Tierliebhaber in Horn-Lehe sind aufgeschreckt. Normalerweise laufen sie gern mit ihren Hunden im Hollergrund, wo es Grünflächen und Gräben gibt. Doch die Nachricht, dass der Vierbeiner dort einen Giftköder gefressen haben soll, verbreitete sich im Nu und hat viele Hundefreunde alarmiert. „Ja, ich habe es heute Morgen schon gelesen“, sagt Steffi Nawroth, die im Blumenhaus Marotzke arbeitet, das nur einen Steinwurf entfernt liegt vom Hollergrund. Auf Facebook war die Rede von Phosphorsäure im Köder. „Das ist echt schlimm“, sagt Nawroth, selbst Besitzerin eines Labradors.

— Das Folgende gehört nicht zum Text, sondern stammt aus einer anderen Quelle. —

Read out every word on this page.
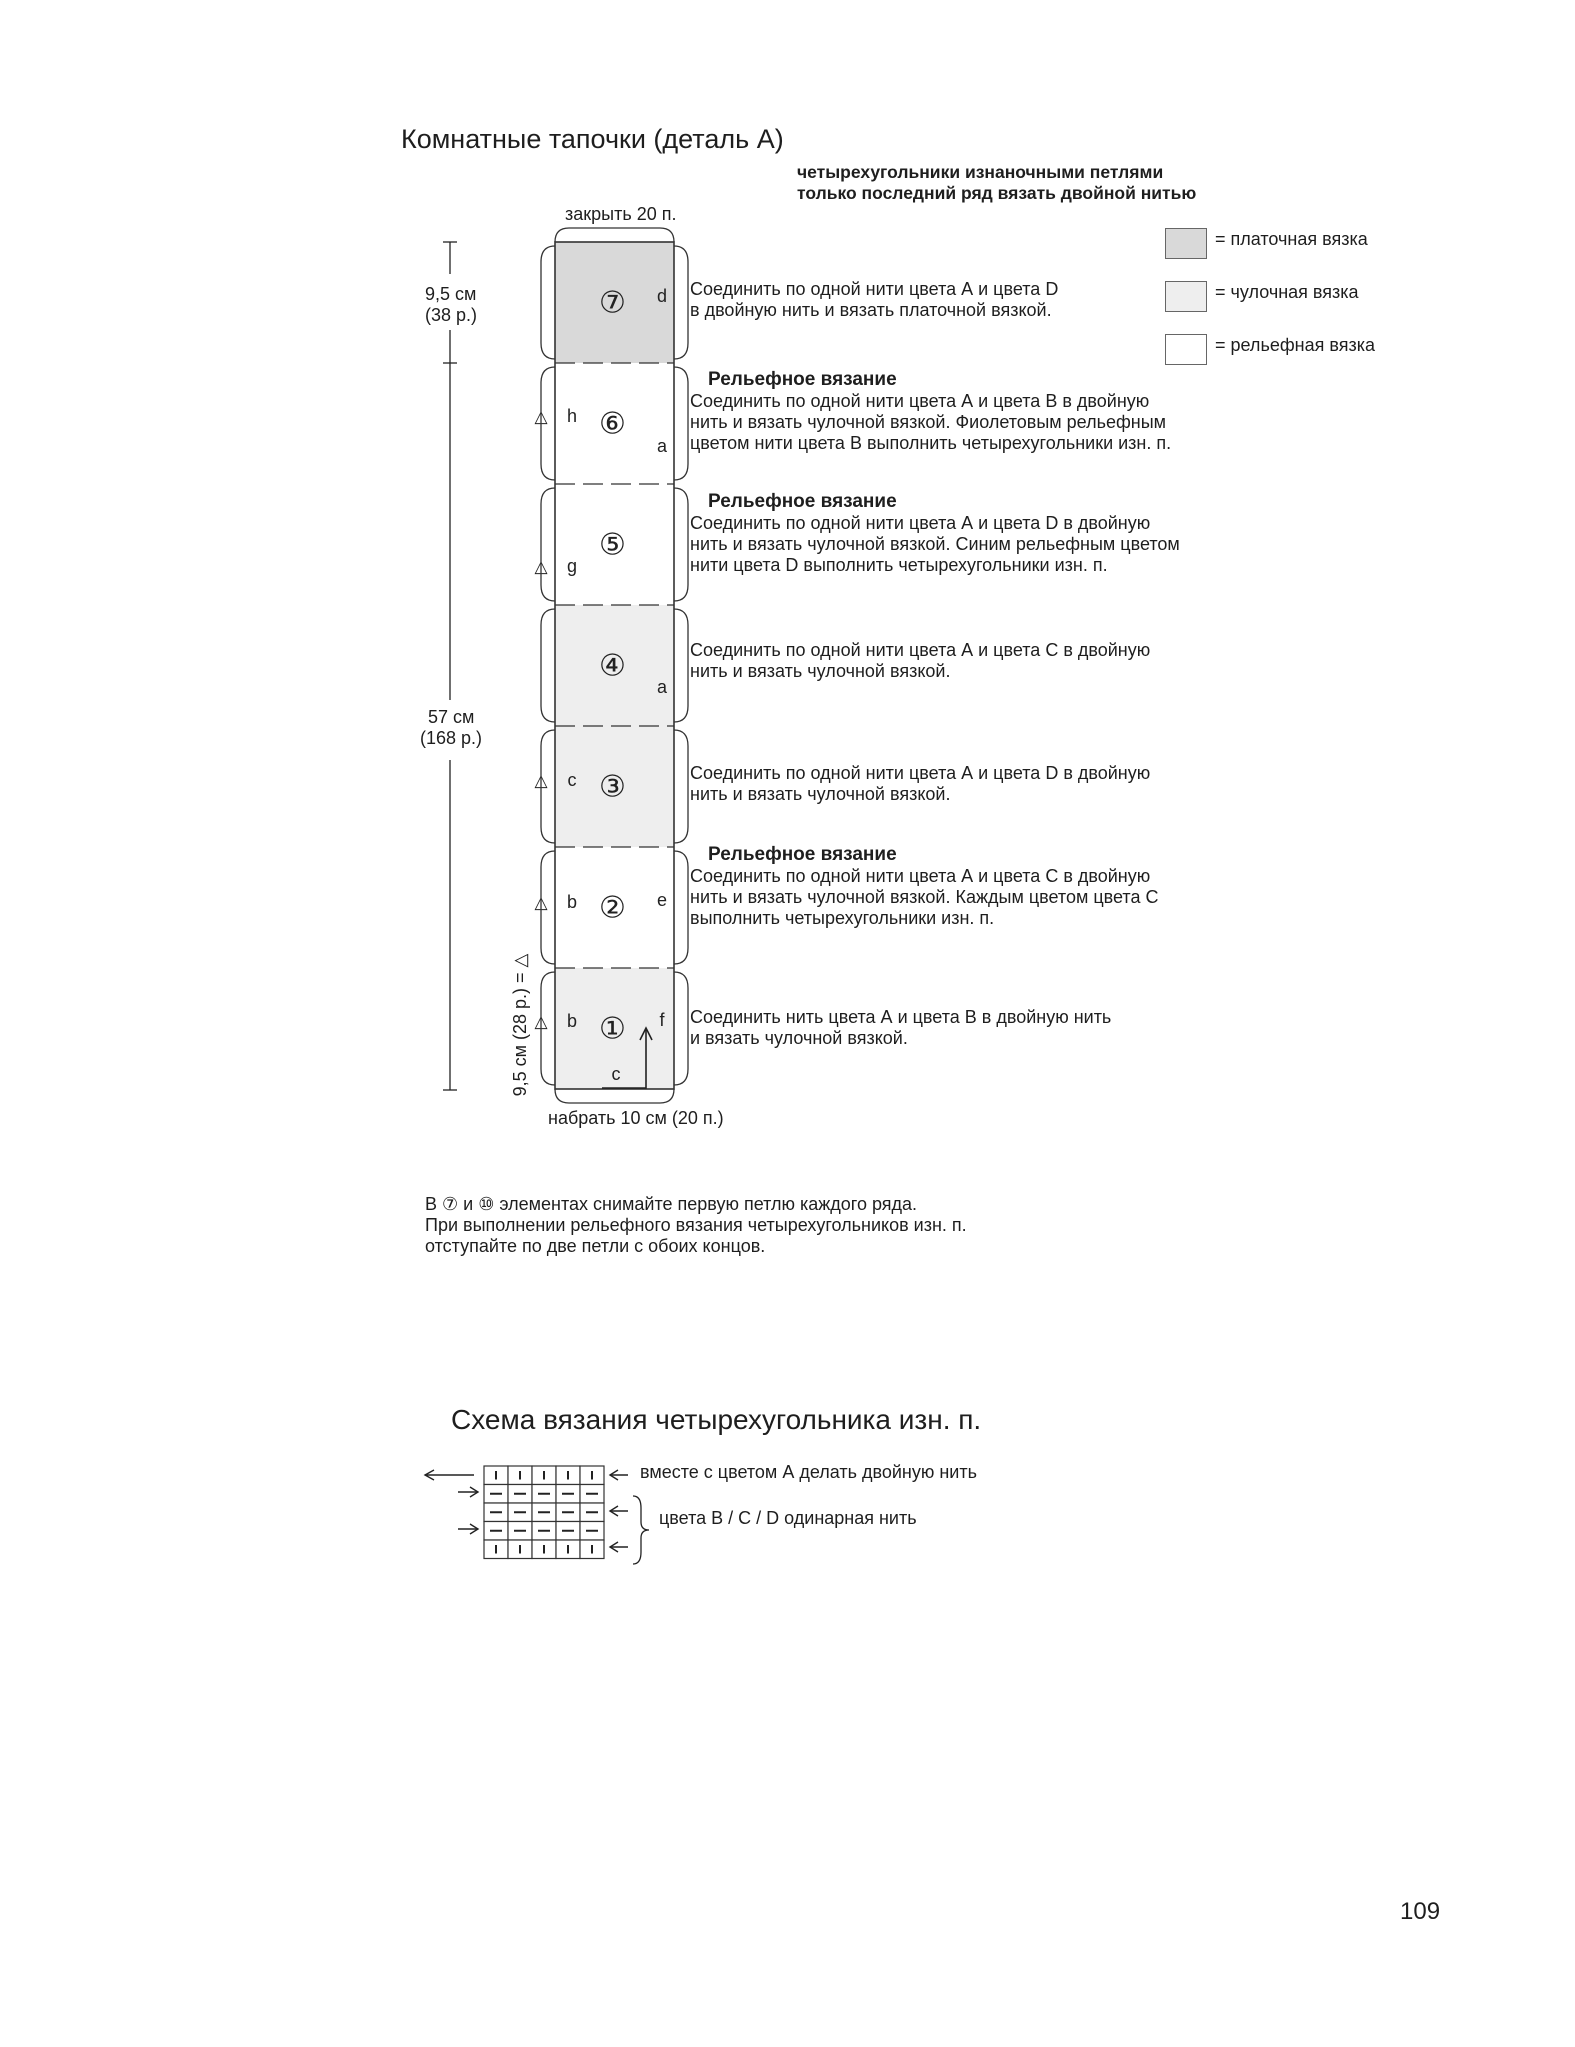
Комнатные тапочки (деталь А)
четырехугольники изнаночными петлями
только последний ряд вязать двойной нитью
закрыть 20 п.
9,5 см
(38 р.)
57 см
(168 р.)
набрать 10 см (20 п.)
9,5 см (28 р.) = △
⑦ d
⑥
h
△
a
⑤
g
△
④
a
③
c
△
②
b
△	e
①
b
△	f
c
Соединить по одной нити цвета А и цвета D
в двойную нить и вязать платочной вязкой.
Рельефное вязание
Соединить по одной нити цвета А и цвета В в двойную
нить и вязать чулочной вязкой. Фиолетовым рельефным
цветом нити цвета В выполнить четырехугольники изн. п.
Рельефное вязание
Соединить по одной нити цвета А и цвета D в двойную
нить и вязать чулочной вязкой. Синим рельефным цветом
нити цвета D выполнить четырехугольники изн. п.
Соединить по одной нити цвета А и цвета С в двойную
нить и вязать чулочной вязкой.
Соединить по одной нити цвета А и цвета D в двойную
нить и вязать чулочной вязкой.
Рельефное вязание
Соединить по одной нити цвета А и цвета С в двойную
нить и вязать чулочной вязкой. Каждым цветом цвета С
выполнить четырехугольники изн. п.
Соединить нить цвета А и цвета В в двойную нить
и вязать чулочной вязкой.
= платочная вязка
= чулочная вязка
= рельефная вязка
В ⑦ и ⑩ элементах снимайте первую петлю каждого ряда.
При выполнении рельефного вязания четырехугольников изн. п.
отступайте по две петли с обоих концов.
Схема вязания четырехугольника изн. п.
вместе с цветом А делать двойную нить
цвета B / C / D одинарная нить
109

Ob Collie „Amy“ wirklich an Phosphorsäure starb, wie es die Hundeausführerin Nadine Dickmann berichtet, muss der behandelnde Tierarzt noch mit einem Attest bestätigen. Deshalb konnten die Besitzer bislang keine Anzeige erstatten. Am Donnerstag meldeten sie den Fall der Polizei, wie diese auf Nachfrage bestätigte. Der Tierarzt wollte aus datenschutzrechtlichen Gründen keine Angaben machen.
Anfang des Jahres war ein ähnlicher Fall in Bremen bekannt geworden. Nach Angaben der Polizei fraß am 16. Januar ein Hund in der Blumenhorster Straße in Vegesack vergiftete Fleischreste, die ein Unbekannter mehrere Wochen lang verteilt habe. Und am 22. Januar ist ein Hund in der Stader Straße (Östliche Vorstadt) vergiftet worden. Zum Vergleich: In den sechs vorangegangenen Monaten verzeichnete die Polizei lediglich vier Fälle mit präparierten Giftködern. Diese fanden sich in Oslebshausen, Osterholz, Blumenthal und Mitte.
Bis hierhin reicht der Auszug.